Question

If we have an integral function as \[f(x) = \int {\dfrac{{dx}}{{\left[ {{{\left( {1 + {x^2}} \right)}^{\dfrac{3}{2}}}} \right]}}} \].and $f\left( 0 \right) = 0$, then the value of $f\left( 1 \right)$is

Answer 1

Hint: To solve this problem you should know basic trigonometrical and integral formulae. In this problem we are going to use a substitution method to solve it.
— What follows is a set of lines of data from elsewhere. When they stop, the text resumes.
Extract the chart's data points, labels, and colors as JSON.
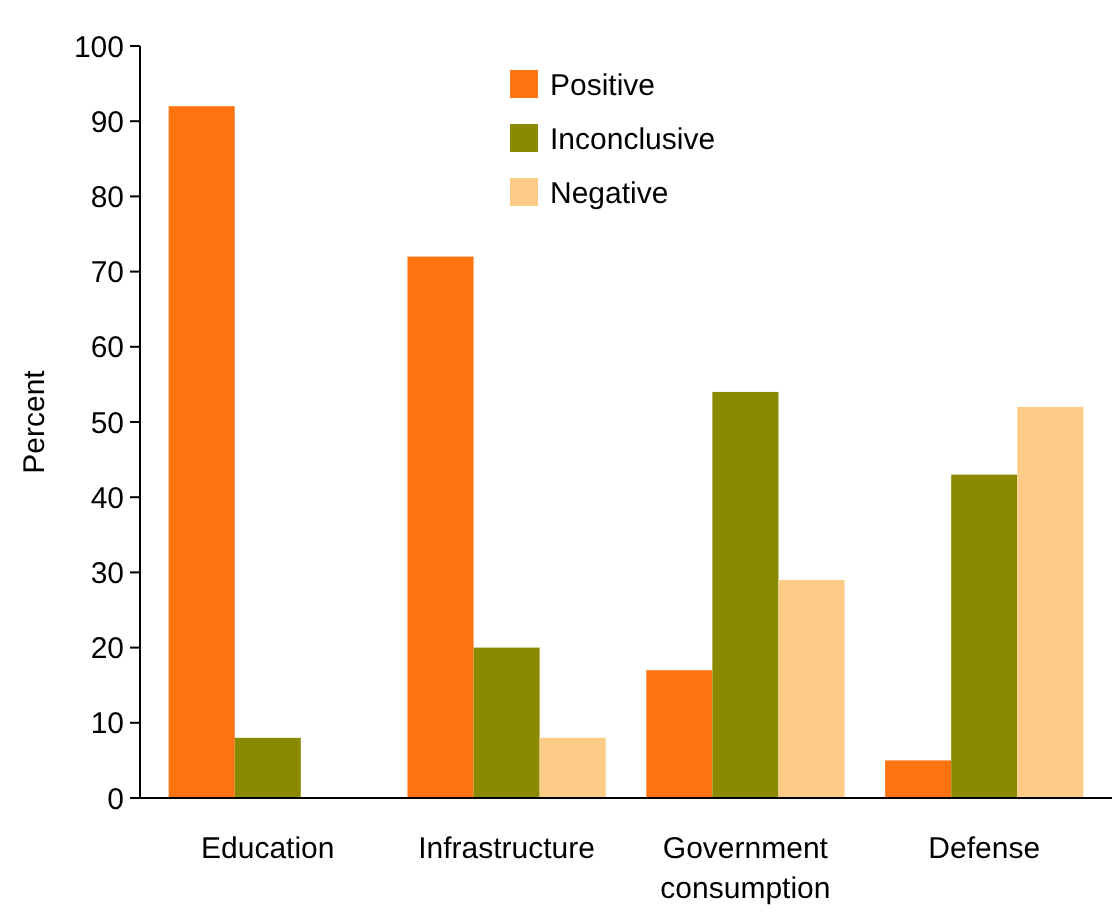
{
  "chart_data": {
    "type": "bar",
    "ylabel": "Percent",
    "categories": [
      "Education",
      "Infrastructure",
      "Government consumption",
      "Defense"
    ],
    "series": [
      {
        "name": "Positive",
        "color": "#ff7311",
        "values": [
          92,
          72,
          17,
          5
        ]
      },
      {
        "name": "Inconclusive",
        "color": "#8a8a00",
        "values": [
          8,
          20,
          54,
          43
        ]
      },
      {
        "name": "Negative",
        "color": "#ffcc88",
        "values": [
          0,
          8,
          29,
          52
        ]
      }
    ],
    "ylim": [
      0,
      100
    ],
    "yticks": [
      0,
      10,
      20,
      30,
      40,
      50,
      60,
      70,
      80,
      90,
      100
    ],
    "grid": false,
    "legend": "top"
  }
}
In the substitution method we substitute the given variable by any other variable to make it simple.
Trigonometric Identities:
1. $\dfrac{1}{{\sec \theta }} = \cos \theta $
2. $1 + {\tan ^2}\theta = {\sec ^2}\theta $

Complete step-by-step solution:
Given function: \[f(x) = \int {\dfrac{{dx}}{{\left[ {{{\left( {1 + {x^2}} \right)}^{\dfrac{3}{2}}}} \right]}}} \] ……………………. (1)
To solve this problem:
As in the given question, the denominator is ${\left( {1 + {x^2}} \right)^{\dfrac{3}{2}}}$ .So in order to simplify the given function,
Let, $x = \tan y$
Differentiating both sides, we get
\[dx = {\sec ^2}ydy\]
Putting $x = \tan y$ and \[dx = {\sec ^2}ydy\] in equation (1),
$f(\tan y) = \int {\dfrac{{{{\sec }^2}ydy}}{{{{\left( {1 + {{\tan }^2}y} \right)}^{\dfrac{3}{2}}}}}} $
Using the trigonometric identity $1 + {\tan ^2}\theta = {\sec ^2}\theta $ ,we get
 $f(\tan y) = \int {\dfrac{{{{\sec }^2}ydy}}{{{{\left( {{{\sec }^2}y} \right)}^{\dfrac{3}{2}}}}}} $
Solving powers in the denominator, we get
$f(\tan y) = \int {\dfrac{{{{\sec }^2}ydy}}{{{{\sec }^3}y}}} $
Dividing numerator and denominator by ${\sec ^2}y$ ,we get
 $f(\tan y) = \int {\dfrac{{dy}}{{\sec y}}} $
Using another trigonometric identity $\dfrac{1}{{\sec \theta }} = \cos \theta $ ,we get
$f(\tan y) = \int {\cos ydy} $
Integrating $\cos y$
$f(\tan y) = \sin y + c$
Now, putting the value of y in above function, we get
$f(x) = \sin \left( {{{\tan }^{ - 1}}x} \right) + c$ …………………… (2)
But it is given in the question that $f\left( 0 \right) = 0$. So
$f(0) = \sin \left( {{{\tan }^{ - 1}}0} \right) + c$
 $0 = \sin 0 + c$
c=0
Putting c=0 in equation (2), we get
$f(x) = \sin \left( {{{\tan }^{ - 1}}x} \right)$
Now, according to the given question we need to find $f\left( 1 \right)$.So putting $f = 1$ in above equation, we get
$f(1) = \sin \left( {{{\tan }^{ - 1}}1} \right)$
Putting value of ${\tan ^{ - 1}}1$, we get
 $f(1)=\sin {45}^{\circ}$
Putting the value of $\sin {45^ \circ }$ ,we get
$f\left( 1 \right) = \dfrac{1}{{\sqrt 2 }}$
Hence from the above calculation, we get
$f\left( 1 \right) = \dfrac{1}{{\sqrt 2 }}$

Note: As we can see from the above solution, we had put $x = \tan y$ in the given integral equation in order to simplify it before integrating.
Alternatively, we can also put $x = \cot y$ in order to simplify it. When we shall put $x = \cot y$ in the given integral equation we will get our integrand in the form of $\cos ecx$.